No último 25 de abril, assinalou a sua liberdade com uma reclamação no Portal da Queixa: "Gostaria que alguém me informasse de quanto tempo mais é preciso para me dizer o porquê do atraso do meu pedido feito em 30/11/2017, ao abrigo das longas carreiras contributivas. Até hoje só sei que enviaram o meu processo para a convenção Portugal - Grã-Bretanha e Irlanda do Norte, tendo o Processo dado entrada na convenção em 2/3/2018." José David está convicto de que "foi aí que o processo estancou". Foi lá várias vezes, mas ninguém consegue dizer-lhe a razão do atraso, nem quando será deferido.
Também José Caridade Pires conhece bem o que é viver sem resposta por parte dos serviços. Foi bancário a vida toda, primeiro na Caixa Geral de Depósitos, depois no BCP. Tem 67 anos. A 4 de janeiro de 2018, entregou nos serviços da Segurança Social de Ponte de Lima "o pedido da pensão unificada a que tenho direito. Até hoje não obtive qualquer resposta ao solicitado. Não mereço isto após tantos anos de trabalho", desabafou no Portal da Queixa.
"Ao princípio ia lá todas as semanas.
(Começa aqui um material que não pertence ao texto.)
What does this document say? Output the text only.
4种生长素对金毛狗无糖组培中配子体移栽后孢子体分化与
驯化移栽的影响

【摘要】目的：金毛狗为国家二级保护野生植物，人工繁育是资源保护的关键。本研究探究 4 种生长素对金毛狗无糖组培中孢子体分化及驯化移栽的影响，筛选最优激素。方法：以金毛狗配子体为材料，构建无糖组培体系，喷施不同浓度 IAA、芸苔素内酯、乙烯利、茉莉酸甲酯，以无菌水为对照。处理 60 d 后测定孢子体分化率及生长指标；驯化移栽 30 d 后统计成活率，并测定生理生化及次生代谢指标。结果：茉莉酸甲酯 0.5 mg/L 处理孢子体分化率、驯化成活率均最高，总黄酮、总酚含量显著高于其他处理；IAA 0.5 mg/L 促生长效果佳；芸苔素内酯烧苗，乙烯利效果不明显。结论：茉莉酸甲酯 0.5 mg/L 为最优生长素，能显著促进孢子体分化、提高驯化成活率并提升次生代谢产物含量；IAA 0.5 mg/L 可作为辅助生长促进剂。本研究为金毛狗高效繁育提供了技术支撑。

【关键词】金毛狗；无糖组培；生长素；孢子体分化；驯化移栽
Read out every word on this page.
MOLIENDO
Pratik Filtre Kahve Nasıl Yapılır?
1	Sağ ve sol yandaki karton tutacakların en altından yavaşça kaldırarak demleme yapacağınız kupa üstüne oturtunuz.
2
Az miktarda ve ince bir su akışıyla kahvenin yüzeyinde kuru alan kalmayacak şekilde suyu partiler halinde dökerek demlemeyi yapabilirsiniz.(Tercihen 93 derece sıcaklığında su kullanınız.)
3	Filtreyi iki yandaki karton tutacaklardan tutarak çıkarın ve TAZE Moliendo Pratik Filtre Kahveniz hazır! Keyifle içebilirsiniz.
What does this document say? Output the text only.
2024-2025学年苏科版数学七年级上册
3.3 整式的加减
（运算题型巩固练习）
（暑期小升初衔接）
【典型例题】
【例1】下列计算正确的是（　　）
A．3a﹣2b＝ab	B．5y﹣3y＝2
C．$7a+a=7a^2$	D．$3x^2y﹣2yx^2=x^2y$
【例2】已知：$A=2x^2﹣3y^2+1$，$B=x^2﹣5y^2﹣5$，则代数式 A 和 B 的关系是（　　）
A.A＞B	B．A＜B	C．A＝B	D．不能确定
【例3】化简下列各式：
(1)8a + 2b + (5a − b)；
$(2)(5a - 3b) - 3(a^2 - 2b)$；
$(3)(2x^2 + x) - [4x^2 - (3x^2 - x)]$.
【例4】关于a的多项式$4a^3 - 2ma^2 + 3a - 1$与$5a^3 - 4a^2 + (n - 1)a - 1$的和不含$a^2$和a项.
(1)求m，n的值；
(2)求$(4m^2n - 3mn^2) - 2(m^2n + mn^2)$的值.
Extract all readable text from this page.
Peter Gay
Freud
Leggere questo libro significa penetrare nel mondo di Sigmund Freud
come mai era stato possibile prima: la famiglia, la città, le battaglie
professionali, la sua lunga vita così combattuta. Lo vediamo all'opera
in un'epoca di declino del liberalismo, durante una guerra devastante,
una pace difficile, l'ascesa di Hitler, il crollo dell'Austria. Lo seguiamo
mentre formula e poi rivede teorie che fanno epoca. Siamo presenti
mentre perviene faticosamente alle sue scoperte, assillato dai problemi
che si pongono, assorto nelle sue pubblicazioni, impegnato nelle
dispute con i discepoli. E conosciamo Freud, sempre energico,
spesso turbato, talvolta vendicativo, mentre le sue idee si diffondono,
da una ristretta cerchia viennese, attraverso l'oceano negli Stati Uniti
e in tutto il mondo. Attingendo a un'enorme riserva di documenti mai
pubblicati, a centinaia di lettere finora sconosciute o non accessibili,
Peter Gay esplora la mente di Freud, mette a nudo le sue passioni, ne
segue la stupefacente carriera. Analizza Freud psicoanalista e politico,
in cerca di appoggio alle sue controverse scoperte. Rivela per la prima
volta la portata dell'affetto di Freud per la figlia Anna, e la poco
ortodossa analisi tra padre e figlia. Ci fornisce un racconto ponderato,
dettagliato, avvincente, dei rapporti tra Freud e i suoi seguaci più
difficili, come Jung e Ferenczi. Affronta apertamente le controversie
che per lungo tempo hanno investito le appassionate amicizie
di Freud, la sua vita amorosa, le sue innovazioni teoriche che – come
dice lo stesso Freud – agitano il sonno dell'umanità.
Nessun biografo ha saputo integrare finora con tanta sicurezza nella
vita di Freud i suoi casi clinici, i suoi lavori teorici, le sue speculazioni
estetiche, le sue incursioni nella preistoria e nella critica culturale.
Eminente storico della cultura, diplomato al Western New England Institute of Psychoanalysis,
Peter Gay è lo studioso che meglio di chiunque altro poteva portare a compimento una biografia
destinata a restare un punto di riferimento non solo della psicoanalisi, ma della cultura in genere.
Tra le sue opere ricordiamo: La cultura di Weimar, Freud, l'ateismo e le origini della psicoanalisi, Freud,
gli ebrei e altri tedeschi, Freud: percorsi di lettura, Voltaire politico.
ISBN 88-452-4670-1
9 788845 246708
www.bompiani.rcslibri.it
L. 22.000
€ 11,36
Agora desisti, porque ninguém me sabe dizer nada", conta ao DN. José Caridade teve a sorte de não depender exclusivamente dos serviços em causa para sobreviver, uma vez que acordou com o banco "que fossem suportando o pagamento, e depois, quando vier a reforma, faço a restituição desses valores".
No último debate quinzenal do Parlamento, na semana passada, o primeiro-ministro voltou a ser confrontado com os atrasos no pagamento das pensões, alegadamente por causa da falta de funcionários nos serviços. António Costa - que tem vindo a ser regularmente questionado sobre o assunto, deu a mesma resposta: "há uma carência enorme de recursos humanos na Segurança Social", atirando a culpa para o anterior governo, da coligação PSD/CDS.
"Retirámos da mobilidade 600 funcionários que aí tinham sido colocados na legislatura anterior, abrimos um novo concurso para 155 técnicos e reforçámos a capacidade, quer por prestadores de serviços, quer através da mobilidade interna, quer por via do PREVPAP [Programa de Regularização Extraordinária dos Vínculos Precários na Administração Pública]", justificou, acrescentando que "a previsão que temos é que até ao final deste semestre tenhamos resolvido as situações de atraso". Daqui por um mês, portanto.
Os últimos dados revelados pelo Instituto da Segurança Social, em final de fevereiro, apontavam para 57 mil pedidos de reforma à espera de resposta. Entretanto, no ano passado a Provedoria de Justiça recebeu 920 queixas de atrasos na atribuição das pensões, um número que é três vezes mais do que as participações apresentadas em 2017. Os utentes queixavam-se de estar à espera há nove ou dez meses por uma resposta, muito acima dos 90 dias previstos. Em alguns casos, o pedido estava pendente há mais de um ano.
O DN questionou o Instituto da Segurança Social a este respeito, mas até ao momento ainda não obteve respostas.